In August 2020, a lawsuit was filed against the Government of Saudi Arabia by the families of victims of the Florida shooting. A 152-page complaint was filed in the federal court of Pensacola, asserting that the Saudi government was aware of the gunman’s radical conviction and could have averted the killings. The complaint is centered on a shooting incident at the Naval Air Station Pensacola, happened on December 6, 2019.
Mohammed Saeed Alshamrani, a Saudi aviation student, sprayed bullets that took three lives and injured 13, including sheriff’s deputies. After nine months of the incident, a U.S. official disclosed that Mohammed Saeed Alshamrani was influenced by Al-Qaida before joining the U.S. military training program. The lawsuit casts a wide net of indictments against Alshamrani. It contends, for instance, the officials in KSA were aware of Alshamrani’s links with al-Qaida yet failed to monitor and report him. Families of the victims claimed that the shooter already informed his Saudi colleagues about his heinous intentions to kill, one night earlier. However, none of his fellows reported him and instead called him out ill on his absence.

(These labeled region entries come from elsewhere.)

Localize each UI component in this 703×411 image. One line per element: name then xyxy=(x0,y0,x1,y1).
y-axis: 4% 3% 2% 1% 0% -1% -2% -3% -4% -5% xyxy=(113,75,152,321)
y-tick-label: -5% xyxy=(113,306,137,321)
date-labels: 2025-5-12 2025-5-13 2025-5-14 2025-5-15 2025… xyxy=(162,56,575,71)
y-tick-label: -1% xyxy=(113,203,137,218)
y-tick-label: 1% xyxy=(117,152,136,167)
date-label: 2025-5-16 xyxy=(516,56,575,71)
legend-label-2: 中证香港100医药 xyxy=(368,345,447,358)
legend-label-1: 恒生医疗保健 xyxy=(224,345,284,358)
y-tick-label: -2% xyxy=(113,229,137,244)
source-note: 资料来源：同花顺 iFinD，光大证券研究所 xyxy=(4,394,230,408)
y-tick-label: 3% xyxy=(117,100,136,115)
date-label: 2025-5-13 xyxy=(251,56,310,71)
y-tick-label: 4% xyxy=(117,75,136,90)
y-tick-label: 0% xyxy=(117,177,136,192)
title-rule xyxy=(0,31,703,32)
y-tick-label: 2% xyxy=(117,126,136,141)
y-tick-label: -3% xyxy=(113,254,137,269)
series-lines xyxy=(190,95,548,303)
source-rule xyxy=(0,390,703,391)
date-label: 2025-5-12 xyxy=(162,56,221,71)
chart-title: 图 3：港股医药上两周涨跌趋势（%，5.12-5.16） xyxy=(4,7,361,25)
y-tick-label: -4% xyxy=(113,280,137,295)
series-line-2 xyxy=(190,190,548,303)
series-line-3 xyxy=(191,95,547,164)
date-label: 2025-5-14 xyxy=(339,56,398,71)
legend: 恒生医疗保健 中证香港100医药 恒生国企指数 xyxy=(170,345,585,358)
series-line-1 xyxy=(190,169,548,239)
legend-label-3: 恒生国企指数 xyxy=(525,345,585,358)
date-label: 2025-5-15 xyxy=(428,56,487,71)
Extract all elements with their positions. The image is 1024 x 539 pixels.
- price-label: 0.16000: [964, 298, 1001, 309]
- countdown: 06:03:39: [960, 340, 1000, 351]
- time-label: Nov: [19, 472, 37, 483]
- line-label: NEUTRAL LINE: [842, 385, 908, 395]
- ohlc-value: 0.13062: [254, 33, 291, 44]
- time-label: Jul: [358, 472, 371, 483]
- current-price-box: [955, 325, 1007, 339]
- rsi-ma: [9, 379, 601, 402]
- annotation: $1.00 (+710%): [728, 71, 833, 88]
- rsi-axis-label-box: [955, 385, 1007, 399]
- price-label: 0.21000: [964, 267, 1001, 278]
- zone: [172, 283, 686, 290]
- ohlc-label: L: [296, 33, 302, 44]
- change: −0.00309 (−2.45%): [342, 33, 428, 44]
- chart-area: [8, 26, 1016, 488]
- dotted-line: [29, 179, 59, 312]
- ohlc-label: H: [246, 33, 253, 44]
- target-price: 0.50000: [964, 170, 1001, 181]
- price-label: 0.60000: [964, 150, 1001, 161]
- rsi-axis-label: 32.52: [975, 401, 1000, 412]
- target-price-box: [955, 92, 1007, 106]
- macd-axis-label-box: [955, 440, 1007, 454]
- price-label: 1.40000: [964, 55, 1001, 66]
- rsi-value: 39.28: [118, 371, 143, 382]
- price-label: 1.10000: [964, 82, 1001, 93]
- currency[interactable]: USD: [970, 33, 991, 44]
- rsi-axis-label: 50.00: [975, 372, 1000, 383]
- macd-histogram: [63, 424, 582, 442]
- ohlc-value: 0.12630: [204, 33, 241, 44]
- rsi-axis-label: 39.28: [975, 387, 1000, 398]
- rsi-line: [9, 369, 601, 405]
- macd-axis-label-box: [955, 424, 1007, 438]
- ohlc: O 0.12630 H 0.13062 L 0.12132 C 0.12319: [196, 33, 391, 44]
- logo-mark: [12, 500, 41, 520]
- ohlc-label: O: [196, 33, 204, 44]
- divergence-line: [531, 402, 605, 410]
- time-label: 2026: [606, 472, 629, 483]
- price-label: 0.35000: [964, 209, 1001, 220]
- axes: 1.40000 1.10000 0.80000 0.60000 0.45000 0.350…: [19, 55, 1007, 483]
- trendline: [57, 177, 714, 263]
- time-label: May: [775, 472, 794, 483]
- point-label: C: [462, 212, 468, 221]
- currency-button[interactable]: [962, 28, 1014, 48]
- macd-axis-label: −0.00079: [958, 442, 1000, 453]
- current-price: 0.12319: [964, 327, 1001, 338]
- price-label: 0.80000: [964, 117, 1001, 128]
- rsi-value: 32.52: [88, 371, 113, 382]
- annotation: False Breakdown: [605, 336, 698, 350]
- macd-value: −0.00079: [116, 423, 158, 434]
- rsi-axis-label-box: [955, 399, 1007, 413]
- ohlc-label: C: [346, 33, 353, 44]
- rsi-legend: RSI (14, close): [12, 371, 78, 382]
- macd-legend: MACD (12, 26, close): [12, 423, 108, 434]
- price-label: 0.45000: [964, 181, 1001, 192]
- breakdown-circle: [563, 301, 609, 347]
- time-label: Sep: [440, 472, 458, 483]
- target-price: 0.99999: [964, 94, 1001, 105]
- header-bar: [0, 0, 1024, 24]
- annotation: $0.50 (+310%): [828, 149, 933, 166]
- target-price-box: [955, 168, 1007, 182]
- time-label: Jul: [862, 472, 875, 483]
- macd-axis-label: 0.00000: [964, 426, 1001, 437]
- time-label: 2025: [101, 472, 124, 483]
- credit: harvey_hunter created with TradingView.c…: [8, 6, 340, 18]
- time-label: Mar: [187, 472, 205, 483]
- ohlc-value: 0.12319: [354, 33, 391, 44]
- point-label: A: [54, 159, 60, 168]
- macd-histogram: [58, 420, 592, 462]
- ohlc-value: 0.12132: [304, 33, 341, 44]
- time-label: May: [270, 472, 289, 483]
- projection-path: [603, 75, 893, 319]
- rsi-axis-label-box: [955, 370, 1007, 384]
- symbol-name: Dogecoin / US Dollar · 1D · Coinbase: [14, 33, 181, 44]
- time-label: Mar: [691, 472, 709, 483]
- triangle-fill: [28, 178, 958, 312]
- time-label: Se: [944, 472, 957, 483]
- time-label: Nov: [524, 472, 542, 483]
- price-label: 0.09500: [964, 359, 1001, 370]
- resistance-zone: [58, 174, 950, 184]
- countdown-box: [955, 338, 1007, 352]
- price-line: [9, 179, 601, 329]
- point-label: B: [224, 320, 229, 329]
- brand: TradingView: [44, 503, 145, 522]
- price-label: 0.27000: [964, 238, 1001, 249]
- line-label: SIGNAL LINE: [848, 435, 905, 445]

The attack compelled an immediate investigation by the Trump administration. Subsequently, the then-Attorney General William Barr proclaimed, last year, that 21 Saudi trainees had social media accounts exhibiting anti-American sentiment, support for armed groups, or “contact with child pornography.” Consequentially, U.S. officials expelled several Saudi trainees. Though the Saudi government has not responded to the suit yet, however; it could be a litmus test for the Biden administration, who has pledged to reconsider Trump policies of silence on Human Rights conditions in KSA.